Upon closing of the First Tranche Financing, Electrum would own 14,000,000 Common Shares and 14,000,000 Warrants representing 9.9% of the issued and outstanding Common Shares or 18.1% upon exercise of the Warrants (assuming that a total of 15,500,000 Units are issued in the First Tranche Financing and assuming exercise of all of the Warrants owned by Electrum and that no other securities, including those convertible into or exercisable for the issuer's securities, are issued, converted or exercised).

Upon closing of the Second Tranche Financing, Electrum would, in the aggregate, own 50,000,000 Common Shares and 50,000,000 Warrants representing 26.9% of the issued and outstanding Common Shares or 42.4% upon exercise of the Warrants (assuming that a total of 60,500,000 Units are issued in the First Tranche Financing and the Second Tranche Financing and assuming exercise of all of the Warrants owned by Electrum and that no other securities, including those convertible into or exercisable for the issuer's securities, are issued, converted or exercised).

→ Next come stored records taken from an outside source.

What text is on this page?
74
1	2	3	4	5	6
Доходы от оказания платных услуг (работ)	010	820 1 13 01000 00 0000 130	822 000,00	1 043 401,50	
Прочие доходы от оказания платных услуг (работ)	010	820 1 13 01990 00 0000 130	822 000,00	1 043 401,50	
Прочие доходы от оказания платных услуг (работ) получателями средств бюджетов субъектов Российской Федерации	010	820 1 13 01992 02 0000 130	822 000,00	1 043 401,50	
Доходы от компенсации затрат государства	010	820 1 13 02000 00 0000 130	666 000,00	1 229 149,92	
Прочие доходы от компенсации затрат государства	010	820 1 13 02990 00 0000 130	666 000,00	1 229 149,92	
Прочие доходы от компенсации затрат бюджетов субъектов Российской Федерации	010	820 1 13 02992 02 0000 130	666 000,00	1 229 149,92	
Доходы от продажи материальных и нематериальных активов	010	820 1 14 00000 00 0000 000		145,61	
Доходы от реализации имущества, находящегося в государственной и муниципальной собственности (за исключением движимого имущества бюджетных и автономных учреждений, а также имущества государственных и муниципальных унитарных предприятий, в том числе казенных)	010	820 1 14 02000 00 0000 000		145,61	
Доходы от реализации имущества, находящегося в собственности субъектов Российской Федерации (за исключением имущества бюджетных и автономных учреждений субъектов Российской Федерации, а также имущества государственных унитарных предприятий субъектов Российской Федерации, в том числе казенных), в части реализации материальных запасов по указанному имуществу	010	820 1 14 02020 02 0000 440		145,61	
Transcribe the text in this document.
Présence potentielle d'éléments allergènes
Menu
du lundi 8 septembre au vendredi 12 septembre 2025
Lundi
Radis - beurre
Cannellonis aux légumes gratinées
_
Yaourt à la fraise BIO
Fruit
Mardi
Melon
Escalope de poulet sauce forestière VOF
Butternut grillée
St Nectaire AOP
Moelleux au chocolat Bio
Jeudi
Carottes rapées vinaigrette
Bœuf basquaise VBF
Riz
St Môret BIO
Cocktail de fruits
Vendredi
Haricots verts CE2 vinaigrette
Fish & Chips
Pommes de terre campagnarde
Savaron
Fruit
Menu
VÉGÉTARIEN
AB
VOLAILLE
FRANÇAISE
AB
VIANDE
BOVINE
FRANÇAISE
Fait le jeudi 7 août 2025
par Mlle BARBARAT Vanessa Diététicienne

The Units referred to above, pursuant to both the First Tranche Financing and the Second Tranche Financing, would be acquired for investment purposes and Electrum and/or one or more of its affiliates may, depending on market and other conditions, increase or decrease its beneficial ownership of Common Shares or other securities of the issuer whether in the open market, by privately negotiated agreement or otherwise.

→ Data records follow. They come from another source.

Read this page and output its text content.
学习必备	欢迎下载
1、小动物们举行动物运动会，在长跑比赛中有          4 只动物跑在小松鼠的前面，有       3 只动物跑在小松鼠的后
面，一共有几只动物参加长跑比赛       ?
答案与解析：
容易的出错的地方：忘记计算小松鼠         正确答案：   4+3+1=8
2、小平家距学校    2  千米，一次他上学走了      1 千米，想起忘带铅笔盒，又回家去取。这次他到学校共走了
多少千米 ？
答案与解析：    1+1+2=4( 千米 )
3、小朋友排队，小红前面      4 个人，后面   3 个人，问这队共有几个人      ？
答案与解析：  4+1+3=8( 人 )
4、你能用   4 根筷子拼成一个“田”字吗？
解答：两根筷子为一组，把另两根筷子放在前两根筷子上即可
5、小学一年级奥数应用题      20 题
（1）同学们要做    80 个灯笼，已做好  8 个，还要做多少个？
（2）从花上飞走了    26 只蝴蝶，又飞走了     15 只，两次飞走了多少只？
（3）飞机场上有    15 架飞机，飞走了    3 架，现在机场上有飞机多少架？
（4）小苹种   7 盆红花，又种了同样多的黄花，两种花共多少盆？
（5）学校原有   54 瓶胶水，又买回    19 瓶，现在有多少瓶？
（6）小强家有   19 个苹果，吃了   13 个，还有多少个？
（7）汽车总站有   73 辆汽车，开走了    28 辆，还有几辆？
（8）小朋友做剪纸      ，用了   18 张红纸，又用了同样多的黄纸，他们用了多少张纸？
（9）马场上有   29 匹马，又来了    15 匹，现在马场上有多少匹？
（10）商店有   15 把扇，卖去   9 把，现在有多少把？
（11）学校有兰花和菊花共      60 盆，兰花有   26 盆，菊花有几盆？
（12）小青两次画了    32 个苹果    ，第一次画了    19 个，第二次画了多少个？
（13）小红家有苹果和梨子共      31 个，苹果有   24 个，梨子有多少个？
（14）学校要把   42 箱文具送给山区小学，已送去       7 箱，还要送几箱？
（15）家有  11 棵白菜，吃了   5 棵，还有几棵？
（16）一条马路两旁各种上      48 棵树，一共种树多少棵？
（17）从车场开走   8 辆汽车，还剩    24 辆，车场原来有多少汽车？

Electrum is an "accredited investor" (as such term is defined in National Instrument 45-106 - Prospectus Exemptions adopted by the Canadian Securities Administrators ("NI 45-106")) because Electrum is a "person" (as such term is defined in NI 45-106) in respect of which all of the owners of interests, direct, indirect or beneficial, except the voting securities required by law to be owned by directors, are persons that are "accredited investors".

Electrum is located at 700 Madison Avenue, 5th Floor, New York, NY 10065, USA. A copy of the early warning report to which this news release relates can be obtained from Michael Williams (646-365-1600) or on the SEDAR profile of the issuer at www.sedar.com.